Ho partecipato alla presentazione del progetto “Abitiamo il futuro” dell’associazione SON – Speranza Oltre Noi: una nuova idea di abitare che guarda al presente di famiglie che hanno quotidianamente a che fare con la disabilità e la fragilità e apre una finestra sul futuro dei loro figli. Un’intuizione geniale di don Virginio Colmegna, che ancora una volta mette al centro della sua missione le periferie umane e sociali e scommette sulla possibilità di avviare percorsi verso l’autonomia.

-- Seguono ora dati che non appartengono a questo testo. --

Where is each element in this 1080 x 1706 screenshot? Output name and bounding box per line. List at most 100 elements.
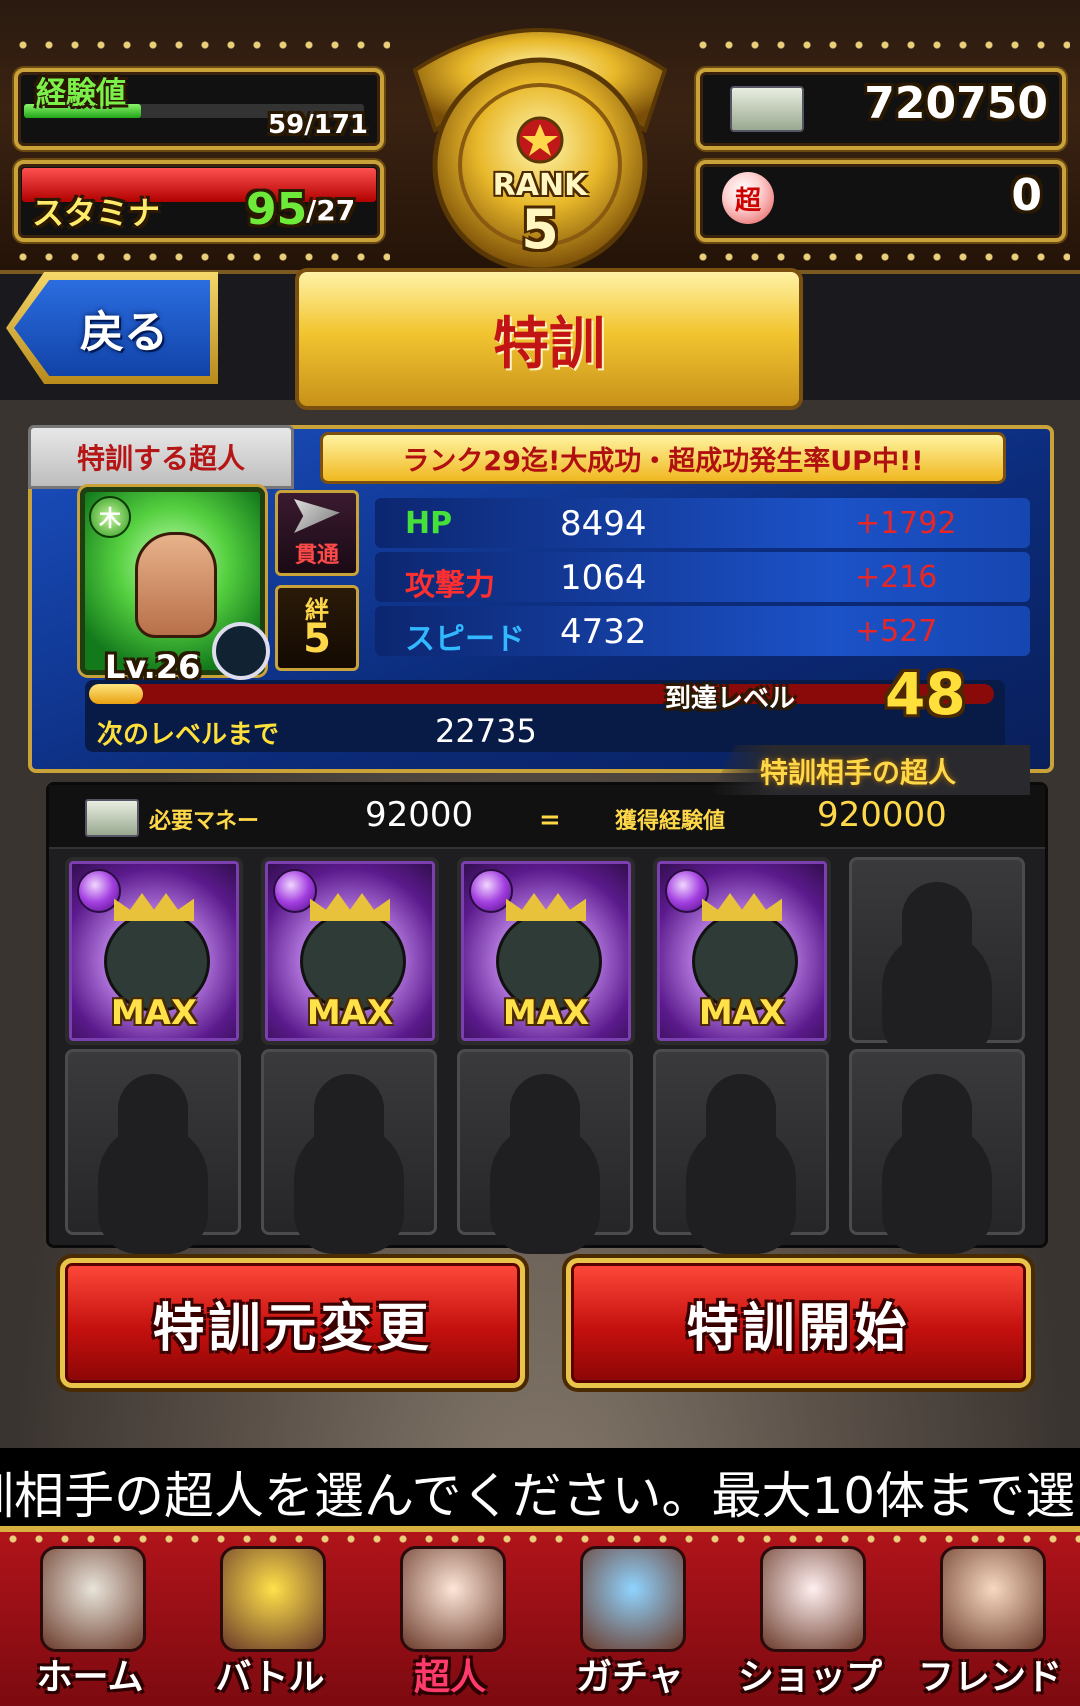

SON è un “cantiere di idee” con l’obiettivo di contagiare la città con una diversa cultura della fragilità.
Nato da una convenzione urbanistica col Comune di Milano, di fatto il progetto sancisce il primo intervento edilizio in città specificamente ispirato alla legge del “Dopo di noi”.
Come ogni figlio atteso, SON vedrà la luce tra nove mesi, ma già oggi è ben visibile il cantiere in cui verranno realizzate:
– unità abitative per ospitare famiglie con figli disabili;
– tre appartamenti per nuclei familiari con figli fragili ricompresi nella legge del 2016 sul “Dopo di noi”;
– un appartamento di sollievo per l’ospitalità di breve durata rivolta a famiglie con figli affetti da gravi disabilità;
– un alloggio per l’autonomia;
– le sedi di SON e Amici Casa della carità;
– una sala polifunzionale.
Da questa esperienza emerge la forza della famiglia capace di produrre welfare e di associarsi con altre realtà per mettere in circolo le proprie energie e condividere le proprie fatiche, da qui la convenzione col Comune di Milano: privato e pubblico lavorano insieme per dare una nuova risposta ai bisogni degli ultimi.
Ma è anche bello che una struttura simile, che mette al centro le periferie umane e sociali, prenda forma in un quartiere geograficamente periferico con l’intento di abitarlo nel senso più vero e completo del termine, ovvero dando un profilo specifico al proprio stabilirsi su un territorio, mettendo radici capaci di intrecciare anche il piano sociale che concorre a formare l’identità dell’individuo, dei luoghi e della società. SON, infatti, unisce la casa al lavoro, lo spazio abitato dagli ospiti allo spazio dell’incontro col quartiere. Una nuova scommessa per tutta la città nell’affrontare la sfida dell’integrazione degli ultimi.
«Anch’io l’anno prossimo, verrò a vivere qui – ha detto don Colmegna – Per me è un ritorno al mondo della disabilità dato che il cardinal Martini, agli inizi degli anni Ottanta, mi aveva permesso di condividere un’esperienza di accoglienza con i disabili a Sesto San Giovanni. SON è un passaggio significativo perché alla domanda sul “Dopo di noi” che ci hanno posto diverse famiglie del territorio abbiamo risposto costituendo un villaggio del “Durante noi”. Qui infatti vorremmo allargare l’ospitalità, costruire legami e proporre tante iniziative culturali e spirituali oltre che diventare convinti promotori di diritti. E siamo lieti che l’istituzione pubblica rappresentata dal Comune di Milano abbia colto il senso della nostra iniziativa».